Steve Hoberman asked the question “Create a logical data model?” on his blog and supplied his and responder’s opinions. There is an overall agreement that a logical data model is advisable for all database developments including NoSQL. Business understanding, consistency + validation, flexibility, support + maintenance are substantial arguments.

Data Architecture

Probabilistic techniques, data streams and online learning – Looking forward to a bigger 2015” by Debasish Ghosh emphasizes the meaningfulness for storage, algorithm and data structure optimization for right-time analytics before looking into more complex architectures like Nathan Marz’ Lambda architecture. Data structures like Bloom Filters (e.g. OracleDB), HyperLogLog (e.g. cardinality estimation: Cloudera Impala) and others are already in use to get faster results.

Slides from Nathan Marz’ presentation “Using Simplicity to Make Hard Big Data Problems Easy” from Data Day Texas on 10-Jan-2015. His approach is known as Lambda architecture with a coexistence of batch and realtime view processing.

Data Storage

The site db-engines.com ranked MongoDB (1.), Redis (2.) and Elasticsearch (3.) for getting most popularity gain in 2014: “MongoDB is the DBMS of the year, defending the title from last year” by Paul Andlinger and Matthias Gelbmann.

Data Analytics

Download link to free eBook “Data Driven: Creating a Data Culture” by DJ Patil and Hilary Mason, published by O’Reilly in 2015.

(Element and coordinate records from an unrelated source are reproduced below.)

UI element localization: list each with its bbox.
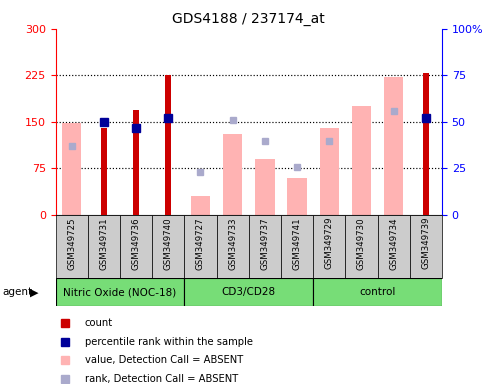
Bar bbox=[120, 215, 152, 278]
Bar bbox=[410, 215, 442, 278]
Text: GSM349737: GSM349737 bbox=[260, 217, 270, 270]
Text: GSM349733: GSM349733 bbox=[228, 217, 237, 270]
Text: GSM349727: GSM349727 bbox=[196, 217, 205, 270]
Bar bbox=[133, 109, 139, 215]
Bar bbox=[216, 215, 249, 278]
Text: CD3/CD28: CD3/CD28 bbox=[222, 287, 276, 297]
Bar bbox=[152, 215, 185, 278]
Bar bbox=[185, 278, 313, 306]
Text: GSM349739: GSM349739 bbox=[421, 217, 430, 270]
Bar bbox=[378, 215, 410, 278]
Bar bbox=[191, 197, 210, 215]
Bar bbox=[281, 215, 313, 278]
Bar bbox=[223, 134, 242, 215]
Text: control: control bbox=[359, 287, 396, 297]
Text: GSM349730: GSM349730 bbox=[357, 217, 366, 270]
Bar bbox=[287, 178, 307, 215]
Bar bbox=[165, 75, 171, 215]
Bar bbox=[56, 278, 185, 306]
Bar bbox=[62, 123, 81, 215]
Text: count: count bbox=[85, 318, 113, 328]
Text: GSM349741: GSM349741 bbox=[293, 217, 301, 270]
Text: GSM349734: GSM349734 bbox=[389, 217, 398, 270]
Bar bbox=[249, 215, 281, 278]
Bar bbox=[352, 106, 371, 215]
Bar bbox=[88, 215, 120, 278]
Text: GSM349731: GSM349731 bbox=[99, 217, 108, 270]
Title: GDS4188 / 237174_at: GDS4188 / 237174_at bbox=[172, 12, 325, 26]
Text: GSM349725: GSM349725 bbox=[67, 217, 76, 270]
Bar bbox=[384, 77, 403, 215]
Bar bbox=[345, 215, 378, 278]
Text: ▶: ▶ bbox=[30, 287, 39, 297]
Bar bbox=[185, 215, 216, 278]
Bar bbox=[423, 73, 429, 215]
Bar bbox=[313, 278, 442, 306]
Bar bbox=[255, 159, 274, 215]
Text: GSM349729: GSM349729 bbox=[325, 217, 334, 270]
Bar bbox=[56, 215, 88, 278]
Bar bbox=[313, 215, 345, 278]
Text: Nitric Oxide (NOC-18): Nitric Oxide (NOC-18) bbox=[63, 287, 177, 297]
Bar bbox=[320, 128, 339, 215]
Text: GSM349736: GSM349736 bbox=[131, 217, 141, 270]
Text: agent: agent bbox=[2, 287, 32, 297]
Bar bbox=[100, 128, 107, 215]
Text: rank, Detection Call = ABSENT: rank, Detection Call = ABSENT bbox=[85, 374, 238, 384]
Text: percentile rank within the sample: percentile rank within the sample bbox=[85, 337, 253, 347]
Text: value, Detection Call = ABSENT: value, Detection Call = ABSENT bbox=[85, 355, 243, 365]
Text: GSM349740: GSM349740 bbox=[164, 217, 173, 270]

Cooking Watson-style: Supercomputer turns to recipes” by Niall Firth refers to a beta cooking app to test supercomputer Watson to create new recipes.

Data Quotes

I like to think of a search engine as a very fast ranking engine. If the problem requires me to rank something, than search engine technology is going to be hard to beat. If you need it to do all different kinds of joins across a large number of document types or constant large table scans, it may be appropriate to do in a search engine and it may not. It’s a classic “it depends” situation.” quoted from the interview “On Solr and Mahout. Interview with Grant Ingersoll” by Roberto V. Zicari.

Data Divers

Worth while overview of lightweight virtualization solution Docker: “Docker – Beginner’s tutorial” by talPor Solutions.